Los jubilados seguían con sus conjeturas acerca de la procedencia del cargamento. La oficinista los conmuto a callarse para hablar con el dueño. Todos guardaron silencio mientras ella hablaba con él, ellos seguían la conversación como embelesados jovenzuelos escuchando una fábula, a cada sí que escuchaban se miraban entre ellos, a cada no, movían la cabeza negativamente en acordancia con lo que oían. Al colgar la apremiaron con sus preguntas, ella les dijo que el dueño no quería involucrar a la policía en eso porque sería un escándalo, que ya venía en camino y que le subieran la caja a la oficina. 

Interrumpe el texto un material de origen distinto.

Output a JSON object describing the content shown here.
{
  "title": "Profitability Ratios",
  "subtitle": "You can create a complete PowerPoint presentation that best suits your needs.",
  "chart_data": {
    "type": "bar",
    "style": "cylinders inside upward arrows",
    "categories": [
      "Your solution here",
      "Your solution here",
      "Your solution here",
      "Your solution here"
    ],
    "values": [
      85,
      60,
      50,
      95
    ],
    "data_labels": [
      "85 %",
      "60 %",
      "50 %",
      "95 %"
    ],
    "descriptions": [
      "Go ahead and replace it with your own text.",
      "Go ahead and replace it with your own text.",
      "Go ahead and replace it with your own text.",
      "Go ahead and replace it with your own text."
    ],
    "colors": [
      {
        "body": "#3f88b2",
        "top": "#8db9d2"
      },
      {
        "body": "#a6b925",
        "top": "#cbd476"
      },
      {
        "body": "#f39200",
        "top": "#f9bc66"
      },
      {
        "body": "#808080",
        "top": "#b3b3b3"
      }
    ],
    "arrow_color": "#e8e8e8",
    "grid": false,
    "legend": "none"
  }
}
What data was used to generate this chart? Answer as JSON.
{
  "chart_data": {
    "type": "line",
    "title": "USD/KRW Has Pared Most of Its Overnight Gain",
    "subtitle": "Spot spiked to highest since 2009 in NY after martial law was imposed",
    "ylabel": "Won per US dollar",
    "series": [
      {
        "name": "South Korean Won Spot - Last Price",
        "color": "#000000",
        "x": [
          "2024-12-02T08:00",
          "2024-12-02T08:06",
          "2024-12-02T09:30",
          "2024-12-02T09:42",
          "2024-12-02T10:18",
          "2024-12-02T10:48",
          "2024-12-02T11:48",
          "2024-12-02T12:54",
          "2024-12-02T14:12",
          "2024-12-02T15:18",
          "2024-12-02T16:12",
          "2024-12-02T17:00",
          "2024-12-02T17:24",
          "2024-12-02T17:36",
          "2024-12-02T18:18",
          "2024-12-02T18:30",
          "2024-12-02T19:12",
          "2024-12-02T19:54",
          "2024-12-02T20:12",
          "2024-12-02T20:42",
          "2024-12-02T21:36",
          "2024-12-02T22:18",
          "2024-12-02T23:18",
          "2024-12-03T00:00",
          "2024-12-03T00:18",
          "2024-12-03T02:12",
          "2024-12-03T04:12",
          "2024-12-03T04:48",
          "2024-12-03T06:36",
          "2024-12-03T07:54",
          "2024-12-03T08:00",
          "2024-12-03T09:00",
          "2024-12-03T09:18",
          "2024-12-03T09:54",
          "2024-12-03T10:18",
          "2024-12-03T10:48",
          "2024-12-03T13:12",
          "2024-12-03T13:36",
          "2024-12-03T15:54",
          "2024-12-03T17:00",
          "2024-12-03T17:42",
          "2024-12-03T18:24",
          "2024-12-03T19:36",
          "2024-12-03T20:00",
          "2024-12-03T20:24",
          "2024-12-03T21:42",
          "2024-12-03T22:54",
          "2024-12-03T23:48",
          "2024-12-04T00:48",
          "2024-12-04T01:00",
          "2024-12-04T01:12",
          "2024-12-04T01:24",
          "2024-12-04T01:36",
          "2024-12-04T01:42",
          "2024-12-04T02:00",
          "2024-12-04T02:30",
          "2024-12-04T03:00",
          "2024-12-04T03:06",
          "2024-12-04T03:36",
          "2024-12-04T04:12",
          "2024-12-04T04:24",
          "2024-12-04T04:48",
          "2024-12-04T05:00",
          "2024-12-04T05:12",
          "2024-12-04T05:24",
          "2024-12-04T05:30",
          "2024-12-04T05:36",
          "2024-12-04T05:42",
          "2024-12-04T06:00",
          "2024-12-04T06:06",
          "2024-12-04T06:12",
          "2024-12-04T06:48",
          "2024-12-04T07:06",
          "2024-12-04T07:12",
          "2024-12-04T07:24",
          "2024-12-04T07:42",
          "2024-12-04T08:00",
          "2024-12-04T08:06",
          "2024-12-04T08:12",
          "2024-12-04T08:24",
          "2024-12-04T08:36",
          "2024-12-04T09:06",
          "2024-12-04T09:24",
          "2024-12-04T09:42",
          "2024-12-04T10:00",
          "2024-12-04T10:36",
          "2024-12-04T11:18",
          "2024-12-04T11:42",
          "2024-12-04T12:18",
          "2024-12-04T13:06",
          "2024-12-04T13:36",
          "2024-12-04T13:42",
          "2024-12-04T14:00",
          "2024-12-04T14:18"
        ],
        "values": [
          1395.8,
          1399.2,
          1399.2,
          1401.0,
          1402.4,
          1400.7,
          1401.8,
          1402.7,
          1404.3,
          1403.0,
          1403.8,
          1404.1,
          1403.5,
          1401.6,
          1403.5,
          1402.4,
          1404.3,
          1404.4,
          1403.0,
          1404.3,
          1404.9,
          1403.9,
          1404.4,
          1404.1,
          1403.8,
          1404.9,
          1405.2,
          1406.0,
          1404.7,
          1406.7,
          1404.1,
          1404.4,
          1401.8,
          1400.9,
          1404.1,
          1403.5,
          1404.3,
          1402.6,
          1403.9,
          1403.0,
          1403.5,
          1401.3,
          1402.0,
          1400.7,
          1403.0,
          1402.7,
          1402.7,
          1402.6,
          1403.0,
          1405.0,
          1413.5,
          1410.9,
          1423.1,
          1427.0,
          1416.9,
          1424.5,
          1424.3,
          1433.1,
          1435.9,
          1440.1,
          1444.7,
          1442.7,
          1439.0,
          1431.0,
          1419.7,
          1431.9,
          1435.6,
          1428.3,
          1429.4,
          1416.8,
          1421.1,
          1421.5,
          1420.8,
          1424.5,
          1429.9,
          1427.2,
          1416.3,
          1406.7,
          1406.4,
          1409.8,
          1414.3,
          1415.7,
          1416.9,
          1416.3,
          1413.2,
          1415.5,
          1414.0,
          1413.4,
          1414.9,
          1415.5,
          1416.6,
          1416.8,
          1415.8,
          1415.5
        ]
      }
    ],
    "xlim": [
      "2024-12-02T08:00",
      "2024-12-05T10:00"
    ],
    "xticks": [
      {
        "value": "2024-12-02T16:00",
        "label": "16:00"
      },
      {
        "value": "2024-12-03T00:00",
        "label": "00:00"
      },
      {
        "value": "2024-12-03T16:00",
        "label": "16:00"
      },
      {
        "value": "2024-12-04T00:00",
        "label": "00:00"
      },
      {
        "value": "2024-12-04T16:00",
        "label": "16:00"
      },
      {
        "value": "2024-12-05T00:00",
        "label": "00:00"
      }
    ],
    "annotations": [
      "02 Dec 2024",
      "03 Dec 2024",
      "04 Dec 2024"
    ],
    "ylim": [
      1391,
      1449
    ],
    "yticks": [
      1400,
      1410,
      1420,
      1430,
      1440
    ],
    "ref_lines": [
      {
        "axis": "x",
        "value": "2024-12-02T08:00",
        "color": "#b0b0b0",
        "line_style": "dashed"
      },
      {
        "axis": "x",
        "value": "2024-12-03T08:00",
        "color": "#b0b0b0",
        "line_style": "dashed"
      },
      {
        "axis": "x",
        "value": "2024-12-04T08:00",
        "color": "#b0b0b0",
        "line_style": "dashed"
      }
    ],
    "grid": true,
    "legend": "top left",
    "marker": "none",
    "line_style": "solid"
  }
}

El haitiano entró a la oficina y con actitud ingenua y desprevenida comenzó a indagar por los artículos en venta. Mientras preguntaba observaba a los empleados detenidamente. Ninguno calificaba como sospechoso, eran jubilados que lo atendían despreocupadamente sin desconfianza. Al fondo en un escritorio estaba la oficinista, por el rabillo del ojo la analizó, era joven y enérgica y lo miraba de reojo como con prevención. En ella centró su atención, en ella recayeron sus sospechas. 

El dueño, a solas con la oficinista escuchaba atentamente el relato que esta le hacia del hallazgo. Luego le advirtió que no comentara nada de lo sucedido a nadie, que les dijera a los empleados que borraran de su memoria lo acontecido, que él se encargaría de entregar el alijo a las autoridades. La oficinista bajó más tranquila a continuar con su trabajo, habló con los empleados y a todos les reconfortó que el dueño tomara cartas en el asunto. Este a su vez buscó en internet el precio de un kilo de mariguana en las calles de Miami, multiplicó la cantidad por quince y le bailaron los ojos al son del signo de pesos, eran mas de dos paquetes grandes. –Si del cielo te caen limones, aprende a hacer limonada, -- se dijo a si mismo entre risitas nerviosas. Levantó el teléfono y se dispuso a hacer unas llamadas a viejos amigos de su juventud.

El haitiano escuchó atentamente a sus contactos, había rumores de que alguien estaba ofreciendo mercancía a buen precio. Abandonó el seguimiento a la oficinista para cambiar su estrategia.
   
El dueño salió de la oficina de correos sonriente, la caja en cuestión la había recibido por error de los conductores en las entregas, no tenia remitente y era imposible rastrearla, además después de seis meses de enviada la compañía que la fletó tenía que haberla dado por perdida y el asunto estaría olvidado. Esto lo había escuchado del empleado de correos, claro que le preguntó todo sin mencionarle el contenido de la caja. Se subió a la camioneta, abrió el maletín y reviso su contenido, los quince paquetes estaban ahí, lo cerró y enrumbó hacia Cayo Hueso, hizo una llamada, el comprador lo esperaba ansioso.

El haitiano colgó el teléfono y se sentó a esperar a la sombra de unas palmeras, realmente estaba caliente en Cayo Hueso, --Y lo caliente que se va a poner. —Masculló entre dientes.